Şu an itibariyle seçmenlerin sandık başına gitme ihtimalinin olduğu tek durum eğer TBMM’de 330 sayısı bulunursa anayasa değişikliği diğer bir deyişle de “Başkanlık sistemi” referandumu görünüyor. Yüzde 49,4’lük AK Parti oy oranı ışığında olası bir referandum sonucuna ilişkin ne dersiniz?

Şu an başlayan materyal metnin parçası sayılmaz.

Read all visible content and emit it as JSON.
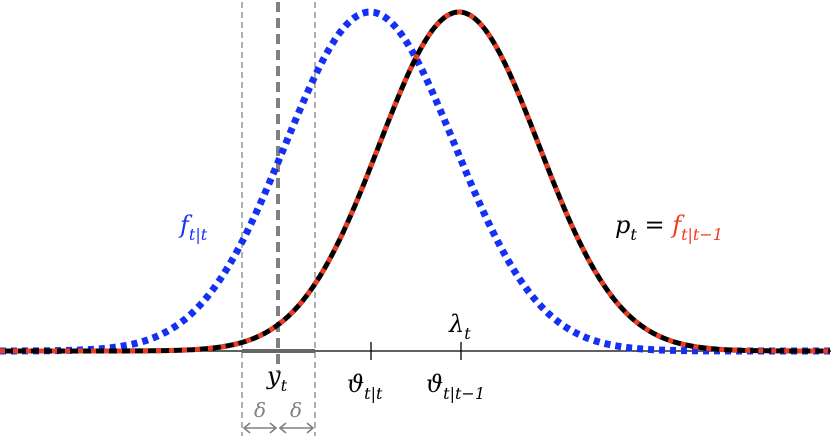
{
  "labels": {
    "f_main": "f",
    "f_sub": "t|t",
    "p_main": "p",
    "p_sub": "t",
    "equals": " = ",
    "f2_main": "f",
    "f2_sub": "t|t−1",
    "lambda_main": "λ",
    "lambda_sub": "t",
    "y_main": "y",
    "y_sub": "t",
    "theta1_main": "ϑ",
    "theta1_sub": "t|t",
    "theta2_main": "ϑ",
    "theta2_sub": "t|t−1",
    "delta_left": "δ",
    "delta_right": "δ"
  },
  "colors": {
    "blue": "#1530f5",
    "red": "#f03a22",
    "black": "#000000",
    "gray": "#808080",
    "dashgray": "#8c8c8c"
  },
  "curves": {
    "filter_density": {
      "name": "f_{t|t}",
      "style": "dotted",
      "color": "blue",
      "mean": "ϑ_{t|t}"
    },
    "predictive_density": {
      "name": "p_t = f_{t|t-1}",
      "style": "solid+dotted",
      "color": "black/red",
      "mean": "ϑ_{t|t-1}"
    }
  }
}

Yüzde 49,4’lük oy oranı aynı zamanda bence partili bir cumhurbaşkanının da onaylandığı anlamını taşıyor. Erdoğan’ın tarafsız olmamasını artık seçmen kabullenmiş durumda. 1 Kasım seçimleri tarafsız cumhurbaşkanlığı tartışmasını bitirdi. Muhalefet bunu temenni edebilir ama AK Parti seçmeninde de “emanet” AK Parti seçmeninde de artık bu bir rahatsızlık değil. Başkanlık sistemi gündeme geldiğinden bu yana yaptığımız tüm araştırmalarda başkanlık sistemine destek en fazla yüzde 35 çıktı. Ortalama destek yüzde 30’lar seviyesinde. Yüzde 65-70 olumsuz reaksiyon var. Bu algının oluşmasında muhalefet liderlerinin ciddi bir katkısı oldu. Bugün HDP’yi ayırırsak MHP ve CHP liderlerinin kendi seçmenlerini ikna yeteneği kalmadı. Seçmenleri gözünde kredibiliteleri yok. Başkanlığı şu anda öncelikli mesele olarak tartışmak AK Parti’ye zarar verebilir. Ancak öncelikli sorunlar ele alıp düze çıkılmasının ardından gelecekte yapılacak bir referanduma muhalefet aynı lider ve kadrolarla girerse bu referandum AK Parti’nin lehine olur. Kendi seçmenini ikna sorunu yaşayan bir muhalefet seçmenini sandığa götüremeyebilir. Tıpkı 7 Haziran’daki AK Parti seçmeni tavrı gibi. Bu durum da olası bir başkanlık referandumunda AK Parti’ye istediği sonucu getirebilir.